Antibiyotikler

Septik şoku da içeren toksik infeksiyonlarda antibiyotikler derhal başlanmalıdır. Bu antibiyotik programı kan kültür sonuçlarına göre daha sonra değiştirilebilir. Başlangıçta kullanılacak antibiyotik, daha önce aynı tip infeksiyonlardaki gramla boyanmış yayma ve kültür sonuçlarına ayrıca hastanın kendine ait özelliklere dayanarak seçilmelidir. İnfeksiyona yol açan ajan bilinmiyorsa, başlangıçta kullanılacak antibiyotik programı penisilinaza dirençli bir penisilin ve bununla birlikte gentamycin, tobramycin veya netilmycin içermelidir. Enterokokların varlığından şüphe edilirse ampicillin veya penisilin-G eklenir.

Başlangıç tedavisi için diğer bir iyi kombinasyon bir sefalosporin grubu antibiyotikle birlikte gentamycin, tobramycin veya netilmycinin kullanılmasıdır. İnfeksiyonu yapan ajan olarak methicilline dirençli stafilokok düşünülüyorsa vancomycin kullanılmalıdır.

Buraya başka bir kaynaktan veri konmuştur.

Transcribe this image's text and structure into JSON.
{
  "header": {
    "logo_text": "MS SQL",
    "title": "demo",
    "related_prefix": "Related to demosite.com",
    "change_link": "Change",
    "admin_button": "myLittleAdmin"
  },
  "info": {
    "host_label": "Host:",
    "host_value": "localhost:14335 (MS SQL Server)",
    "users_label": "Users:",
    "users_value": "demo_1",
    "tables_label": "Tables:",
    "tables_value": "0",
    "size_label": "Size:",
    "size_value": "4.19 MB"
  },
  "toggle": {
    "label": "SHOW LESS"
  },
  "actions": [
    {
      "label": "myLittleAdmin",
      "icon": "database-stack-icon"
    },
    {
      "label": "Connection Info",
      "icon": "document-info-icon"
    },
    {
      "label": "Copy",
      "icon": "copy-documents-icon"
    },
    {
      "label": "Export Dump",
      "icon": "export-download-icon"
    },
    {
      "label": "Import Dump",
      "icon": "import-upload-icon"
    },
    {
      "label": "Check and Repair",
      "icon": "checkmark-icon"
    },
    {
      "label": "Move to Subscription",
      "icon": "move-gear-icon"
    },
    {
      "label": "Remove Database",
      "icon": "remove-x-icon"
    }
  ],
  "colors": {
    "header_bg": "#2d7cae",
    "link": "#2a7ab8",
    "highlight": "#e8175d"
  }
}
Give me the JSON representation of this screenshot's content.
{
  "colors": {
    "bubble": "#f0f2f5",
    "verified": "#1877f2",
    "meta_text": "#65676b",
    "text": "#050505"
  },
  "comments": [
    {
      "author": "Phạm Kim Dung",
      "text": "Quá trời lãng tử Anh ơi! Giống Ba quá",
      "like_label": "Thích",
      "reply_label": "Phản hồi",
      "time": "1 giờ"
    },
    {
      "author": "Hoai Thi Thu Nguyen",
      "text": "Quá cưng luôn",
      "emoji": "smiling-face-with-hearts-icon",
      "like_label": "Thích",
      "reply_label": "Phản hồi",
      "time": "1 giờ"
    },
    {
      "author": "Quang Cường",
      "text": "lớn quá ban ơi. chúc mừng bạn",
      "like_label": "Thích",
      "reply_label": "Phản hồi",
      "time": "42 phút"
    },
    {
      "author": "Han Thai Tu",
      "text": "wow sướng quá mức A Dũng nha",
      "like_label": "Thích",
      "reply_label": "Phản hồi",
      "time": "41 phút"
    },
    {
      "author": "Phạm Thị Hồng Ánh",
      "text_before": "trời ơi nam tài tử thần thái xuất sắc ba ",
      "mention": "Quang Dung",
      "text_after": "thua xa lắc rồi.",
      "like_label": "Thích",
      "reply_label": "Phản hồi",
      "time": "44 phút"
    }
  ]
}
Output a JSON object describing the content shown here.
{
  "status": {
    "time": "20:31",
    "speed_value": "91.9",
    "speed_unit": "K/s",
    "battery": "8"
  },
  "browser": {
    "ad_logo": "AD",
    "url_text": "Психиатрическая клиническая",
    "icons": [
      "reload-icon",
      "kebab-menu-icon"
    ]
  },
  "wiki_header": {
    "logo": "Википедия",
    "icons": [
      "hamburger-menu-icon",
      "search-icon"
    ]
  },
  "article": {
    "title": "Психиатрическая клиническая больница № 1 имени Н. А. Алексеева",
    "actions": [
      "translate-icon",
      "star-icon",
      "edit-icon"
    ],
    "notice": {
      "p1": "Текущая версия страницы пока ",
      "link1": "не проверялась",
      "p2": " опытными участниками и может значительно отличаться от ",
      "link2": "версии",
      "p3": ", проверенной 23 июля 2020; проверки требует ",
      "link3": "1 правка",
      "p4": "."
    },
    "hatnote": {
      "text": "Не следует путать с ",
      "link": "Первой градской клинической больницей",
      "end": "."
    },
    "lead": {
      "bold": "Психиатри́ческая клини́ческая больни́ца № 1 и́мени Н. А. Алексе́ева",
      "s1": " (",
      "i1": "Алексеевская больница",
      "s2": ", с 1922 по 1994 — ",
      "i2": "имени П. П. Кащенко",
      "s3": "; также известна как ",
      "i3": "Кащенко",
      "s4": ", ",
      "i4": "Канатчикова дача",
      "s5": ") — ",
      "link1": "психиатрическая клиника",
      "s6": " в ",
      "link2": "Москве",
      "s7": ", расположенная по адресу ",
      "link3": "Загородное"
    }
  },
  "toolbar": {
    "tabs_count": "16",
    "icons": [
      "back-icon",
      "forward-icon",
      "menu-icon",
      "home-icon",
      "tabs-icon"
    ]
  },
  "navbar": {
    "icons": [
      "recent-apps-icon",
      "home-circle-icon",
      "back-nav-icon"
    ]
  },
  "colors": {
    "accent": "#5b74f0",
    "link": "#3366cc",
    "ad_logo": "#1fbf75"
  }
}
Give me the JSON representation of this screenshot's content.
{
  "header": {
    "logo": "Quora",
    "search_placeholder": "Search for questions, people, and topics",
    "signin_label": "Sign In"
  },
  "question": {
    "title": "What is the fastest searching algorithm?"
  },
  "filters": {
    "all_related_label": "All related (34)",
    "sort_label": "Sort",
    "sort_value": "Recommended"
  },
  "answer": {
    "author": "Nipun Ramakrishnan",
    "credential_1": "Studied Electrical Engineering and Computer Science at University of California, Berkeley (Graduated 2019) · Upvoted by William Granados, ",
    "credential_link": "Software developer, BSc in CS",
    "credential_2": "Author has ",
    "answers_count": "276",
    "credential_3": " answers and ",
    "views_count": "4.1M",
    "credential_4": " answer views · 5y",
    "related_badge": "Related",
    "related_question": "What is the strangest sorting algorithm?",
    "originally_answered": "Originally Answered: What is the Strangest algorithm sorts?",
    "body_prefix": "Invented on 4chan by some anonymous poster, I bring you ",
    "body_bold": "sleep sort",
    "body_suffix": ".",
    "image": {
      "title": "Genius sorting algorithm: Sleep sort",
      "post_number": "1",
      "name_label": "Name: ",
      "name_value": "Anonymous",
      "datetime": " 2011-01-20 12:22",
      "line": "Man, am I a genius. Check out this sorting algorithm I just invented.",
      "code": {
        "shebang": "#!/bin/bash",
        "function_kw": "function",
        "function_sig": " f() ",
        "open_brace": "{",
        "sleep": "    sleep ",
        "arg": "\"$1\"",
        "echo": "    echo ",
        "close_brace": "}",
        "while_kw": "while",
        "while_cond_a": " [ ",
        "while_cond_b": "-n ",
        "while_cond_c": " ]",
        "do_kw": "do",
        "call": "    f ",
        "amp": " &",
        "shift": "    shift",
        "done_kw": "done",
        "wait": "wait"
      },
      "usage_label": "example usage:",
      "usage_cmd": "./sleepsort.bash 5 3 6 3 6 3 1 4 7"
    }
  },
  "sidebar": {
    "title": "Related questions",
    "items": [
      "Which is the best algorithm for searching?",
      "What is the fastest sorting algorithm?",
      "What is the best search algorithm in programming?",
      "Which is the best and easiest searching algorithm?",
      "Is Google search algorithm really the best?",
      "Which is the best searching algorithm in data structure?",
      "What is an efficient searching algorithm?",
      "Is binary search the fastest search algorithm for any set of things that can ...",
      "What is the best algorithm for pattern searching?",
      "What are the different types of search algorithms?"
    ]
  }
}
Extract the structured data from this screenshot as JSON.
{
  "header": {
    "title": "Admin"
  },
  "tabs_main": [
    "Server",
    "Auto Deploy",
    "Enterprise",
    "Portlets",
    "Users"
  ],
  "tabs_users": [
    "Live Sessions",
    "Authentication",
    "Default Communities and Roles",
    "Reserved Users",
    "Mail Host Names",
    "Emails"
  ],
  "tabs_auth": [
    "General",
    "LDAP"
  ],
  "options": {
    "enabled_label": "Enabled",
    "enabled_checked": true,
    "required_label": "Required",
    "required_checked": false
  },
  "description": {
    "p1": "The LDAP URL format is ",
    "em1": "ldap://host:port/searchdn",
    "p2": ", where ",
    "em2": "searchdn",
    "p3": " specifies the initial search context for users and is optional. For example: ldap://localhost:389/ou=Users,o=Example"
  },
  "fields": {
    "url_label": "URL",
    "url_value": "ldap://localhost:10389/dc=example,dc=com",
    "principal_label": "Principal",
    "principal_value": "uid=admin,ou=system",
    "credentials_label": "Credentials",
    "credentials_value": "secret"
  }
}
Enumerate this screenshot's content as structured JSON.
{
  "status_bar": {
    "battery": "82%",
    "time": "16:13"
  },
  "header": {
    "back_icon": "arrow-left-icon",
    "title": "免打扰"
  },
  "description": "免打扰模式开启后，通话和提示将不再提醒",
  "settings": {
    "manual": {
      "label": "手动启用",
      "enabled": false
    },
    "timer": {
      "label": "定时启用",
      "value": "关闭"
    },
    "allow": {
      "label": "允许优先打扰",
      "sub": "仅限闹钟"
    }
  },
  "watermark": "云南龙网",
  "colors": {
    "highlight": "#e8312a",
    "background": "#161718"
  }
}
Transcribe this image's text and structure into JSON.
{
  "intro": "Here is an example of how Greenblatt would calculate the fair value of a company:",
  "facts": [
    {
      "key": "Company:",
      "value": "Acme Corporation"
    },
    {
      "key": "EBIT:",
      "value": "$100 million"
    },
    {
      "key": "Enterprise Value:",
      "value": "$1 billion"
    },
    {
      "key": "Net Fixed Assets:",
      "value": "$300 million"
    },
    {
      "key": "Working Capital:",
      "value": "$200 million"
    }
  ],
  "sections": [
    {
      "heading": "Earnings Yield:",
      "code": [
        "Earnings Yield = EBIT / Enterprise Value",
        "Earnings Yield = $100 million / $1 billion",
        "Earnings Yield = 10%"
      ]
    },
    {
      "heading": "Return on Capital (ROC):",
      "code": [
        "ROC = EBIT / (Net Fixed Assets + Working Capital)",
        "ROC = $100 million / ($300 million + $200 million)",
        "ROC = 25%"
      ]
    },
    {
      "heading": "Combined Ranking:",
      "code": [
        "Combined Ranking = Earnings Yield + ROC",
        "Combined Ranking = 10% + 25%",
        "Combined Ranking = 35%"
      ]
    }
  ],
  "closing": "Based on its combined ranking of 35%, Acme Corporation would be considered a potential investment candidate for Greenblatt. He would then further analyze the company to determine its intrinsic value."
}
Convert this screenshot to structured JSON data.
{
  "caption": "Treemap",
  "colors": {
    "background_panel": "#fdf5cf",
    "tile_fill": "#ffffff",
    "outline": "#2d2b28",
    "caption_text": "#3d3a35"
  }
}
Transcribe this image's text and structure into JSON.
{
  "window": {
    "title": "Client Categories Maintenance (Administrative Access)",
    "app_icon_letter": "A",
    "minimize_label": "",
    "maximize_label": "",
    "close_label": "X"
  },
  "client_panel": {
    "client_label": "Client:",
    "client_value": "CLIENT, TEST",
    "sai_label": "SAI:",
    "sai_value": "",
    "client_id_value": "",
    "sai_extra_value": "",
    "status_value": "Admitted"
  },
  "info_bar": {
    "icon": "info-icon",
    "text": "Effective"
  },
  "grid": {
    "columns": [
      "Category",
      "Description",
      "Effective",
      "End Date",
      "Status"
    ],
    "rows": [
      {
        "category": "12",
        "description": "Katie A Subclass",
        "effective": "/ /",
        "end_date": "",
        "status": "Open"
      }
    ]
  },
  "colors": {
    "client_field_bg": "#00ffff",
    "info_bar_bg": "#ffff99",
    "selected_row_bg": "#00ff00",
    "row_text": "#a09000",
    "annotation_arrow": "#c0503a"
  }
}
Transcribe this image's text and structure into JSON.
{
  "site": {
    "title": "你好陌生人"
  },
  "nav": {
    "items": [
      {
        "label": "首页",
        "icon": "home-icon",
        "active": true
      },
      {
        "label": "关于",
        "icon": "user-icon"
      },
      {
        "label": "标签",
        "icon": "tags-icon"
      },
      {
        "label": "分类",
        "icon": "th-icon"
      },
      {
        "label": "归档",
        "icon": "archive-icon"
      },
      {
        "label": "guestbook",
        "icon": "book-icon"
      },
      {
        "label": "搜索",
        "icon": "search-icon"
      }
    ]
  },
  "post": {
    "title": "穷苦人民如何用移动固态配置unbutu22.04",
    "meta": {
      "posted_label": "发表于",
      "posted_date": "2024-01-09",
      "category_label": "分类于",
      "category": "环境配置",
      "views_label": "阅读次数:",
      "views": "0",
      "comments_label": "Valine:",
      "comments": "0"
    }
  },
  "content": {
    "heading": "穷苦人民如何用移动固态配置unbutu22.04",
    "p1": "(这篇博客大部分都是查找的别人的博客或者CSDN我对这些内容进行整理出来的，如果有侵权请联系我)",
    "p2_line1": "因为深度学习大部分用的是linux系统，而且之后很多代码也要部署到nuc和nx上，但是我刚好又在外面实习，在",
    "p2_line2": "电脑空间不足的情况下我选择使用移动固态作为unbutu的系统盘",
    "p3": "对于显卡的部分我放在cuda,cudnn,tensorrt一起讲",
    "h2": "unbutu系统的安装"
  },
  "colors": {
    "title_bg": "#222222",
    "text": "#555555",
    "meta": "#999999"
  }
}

Psödomonasa bağlı infeksiyonlarda çok defa bir aminoglikozid grubu antibiyotik ile birlikte carbenicillin, ticarcillin, azlocillin, mezlocillin veya piperacillin kullanma indikasyonu vardır. Fekal anaeroblara bağlı infeksiyonların tedavisinde clindamycin, metranidazole, cefoxitin ve chloramphenicol etkilidir. Gastrointestinal sistem ile ilişkili absesi olan hastaların antibiyotik programı mutlaka anaeroblara yönelik antibiyotikleri içermelidir.

Aminoglikozidler, nefrotoksik etkileri nedeni ile, böbrek yetmezliği olan veya buna aday olan hastalarda çok dikkatli olarak kullanılmalıdır. Eğer sepsise yol açan organizma hastahane kaynaklı ise, aynı müessesede daha önce karşılaşılan ajana yönelik bir antibiyotik programı yapılmalıdır. Kanserli hastalar anaerobik infeksiyonlara diğerlerinden daha fazla meyil gösterirler. Başlangıçta bir çok gram-negatif bakteriyi kitle halinde öldürmek, çok miktarda endotoksinin açığa çıkmasına neden olacağından mevcut problemi ağırlaştırabilir. Bu nedenle ateşin kontrol altına alınması ve sıvı tedavisi gibi destekleyici önlemler özellikle önem taşır.